The White House on Wednesday released a fact sheet highlighting the Biden administration’s “commitment to global health.” The document cites “advancing sexual and reproductive health and rights” as one of its actions to advance global health.

The White House specifically mentioned Biden “issuing a presidential memorandum on protecting women’s health at home and abroad.” The memorandum revoked Mexico City’s broad policy instituted under former President Donald Trump to prohibit the use of US taxpayers’ money by nongovernmental organizations that provide abortions or abortion referrals.

The Biden administration has also ordered agencies to resume funding for the United Nations Population Fund, which critics say promotes abortion around the world.

“The administration continues to advance sexual and reproductive health and rights (SRHR) for all in the face of persistent threats,” the White House said. “As the largest bilateral family planning donor, the United States is also a global leader in advancing SRHR in multilateral forums and with bilateral partners. As we address the indirect impacts of the COVID-19 pandemic on health systems and vulnerable populations, the United States has supported increased access to SRHR services, especially in emergency settings.

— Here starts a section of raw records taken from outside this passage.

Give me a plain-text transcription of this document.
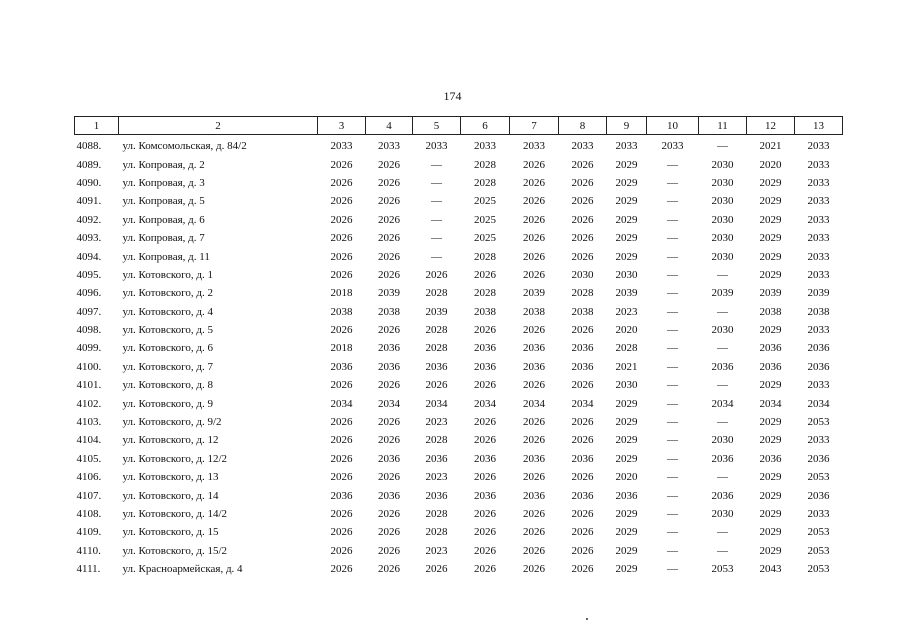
174
1	2	3	4	5	6	7	8	9	10	11	12	13
4088.	ул. Комсомольская, д. 84/2	2033	2033	2033	2033	2033	2033	2033	2033	—	2021	2033
4089.	ул. Копровая, д. 2	2026	2026	—	2028	2026	2026	2029	—	2030	2020	2033
4090.	ул. Копровая, д. 3	2026	2026	—	2028	2026	2026	2029	—	2030	2029	2033
4091.	ул. Копровая, д. 5	2026	2026	—	2025	2026	2026	2029	—	2030	2029	2033
4092.	ул. Копровая, д. 6	2026	2026	—	2025	2026	2026	2029	—	2030	2029	2033
4093.	ул. Копровая, д. 7	2026	2026	—	2025	2026	2026	2029	—	2030	2029	2033
4094.	ул. Копровая, д. 11	2026	2026	—	2028	2026	2026	2029	—	2030	2029	2033
4095.	ул. Котовского, д. 1	2026	2026	2026	2026	2026	2030	2030	—	—	2029	2033
4096.	ул. Котовского, д. 2	2018	2039	2028	2028	2039	2028	2039	—	2039	2039	2039
4097.	ул. Котовского, д. 4	2038	2038	2039	2038	2038	2038	2023	—	—	2038	2038
4098.	ул. Котовского, д. 5	2026	2026	2028	2026	2026	2026	2020	—	2030	2029	2033
4099.	ул. Котовского, д. 6	2018	2036	2028	2036	2036	2036	2028	—	—	2036	2036
4100.	ул. Котовского, д. 7	2036	2036	2036	2036	2036	2036	2021	—	2036	2036	2036
4101.	ул. Котовского, д. 8	2026	2026	2026	2026	2026	2026	2030	—	—	2029	2033
4102.	ул. Котовского, д. 9	2034	2034	2034	2034	2034	2034	2029	—	2034	2034	2034
4103.	ул. Котовского, д. 9/2	2026	2026	2023	2026	2026	2026	2029	—	—	2029	2053
4104.	ул. Котовского, д. 12	2026	2026	2028	2026	2026	2026	2029	—	2030	2029	2033
4105.	ул. Котовского, д. 12/2	2026	2036	2036	2036	2036	2036	2029	—	2036	2036	2036
4106.	ул. Котовского, д. 13	2026	2026	2023	2026	2026	2026	2020	—	—	2029	2053
4107.	ул. Котовского, д. 14	2036	2036	2036	2036	2036	2036	2036	—	2036	2029	2036
4108.	ул. Котовского, д. 14/2	2026	2026	2028	2026	2026	2026	2029	—	2030	2029	2033
4109.	ул. Котовского, д. 15	2026	2026	2028	2026	2026	2026	2029	—	—	2029	2053
4110.	ул. Котовского, д. 15/2	2026	2026	2023	2026	2026	2026	2029	—	—	2029	2053
4111.	ул. Красноармейская, д. 4	2026	2026	2026	2026	2026	2026	2029	—	2053	2043	2053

The Institute for Women’s Health deplored the use of the term “sexual and reproductive health and rights” because it “falsely asserts that abortion is an international human right”. The advocacy group argued that “when the Biden administration consistently confuses ‘women’s health care’ with ‘abortion access’, it leaves the range of life-saving health and social services for women underresearched, underfunded and understaffed. ”

The Biden administration’s consistent promotion of abortion has not gone down well with pro-life activists, with one pro-life leader suggesting the president’s pro-abortion advocacy should have made him ineligible to speak at the breakfast annual national prayer breakfast on Thursday.

Prof. Frank Pavone, the founder of Priests for Life, declared on Twitter on Thursday that “I don’t think Joe Biden should show up at Nat’l Prayer Breakfast today.”

“It’s an offense to #God to worship him while promoting the direct killing of babies by #abortion,” Pavone proclaimed. Biden, a professing Catholic, spoke at the breakfast, calling on members of political parties opposing the US Congress to unite because “a united house can do anything”.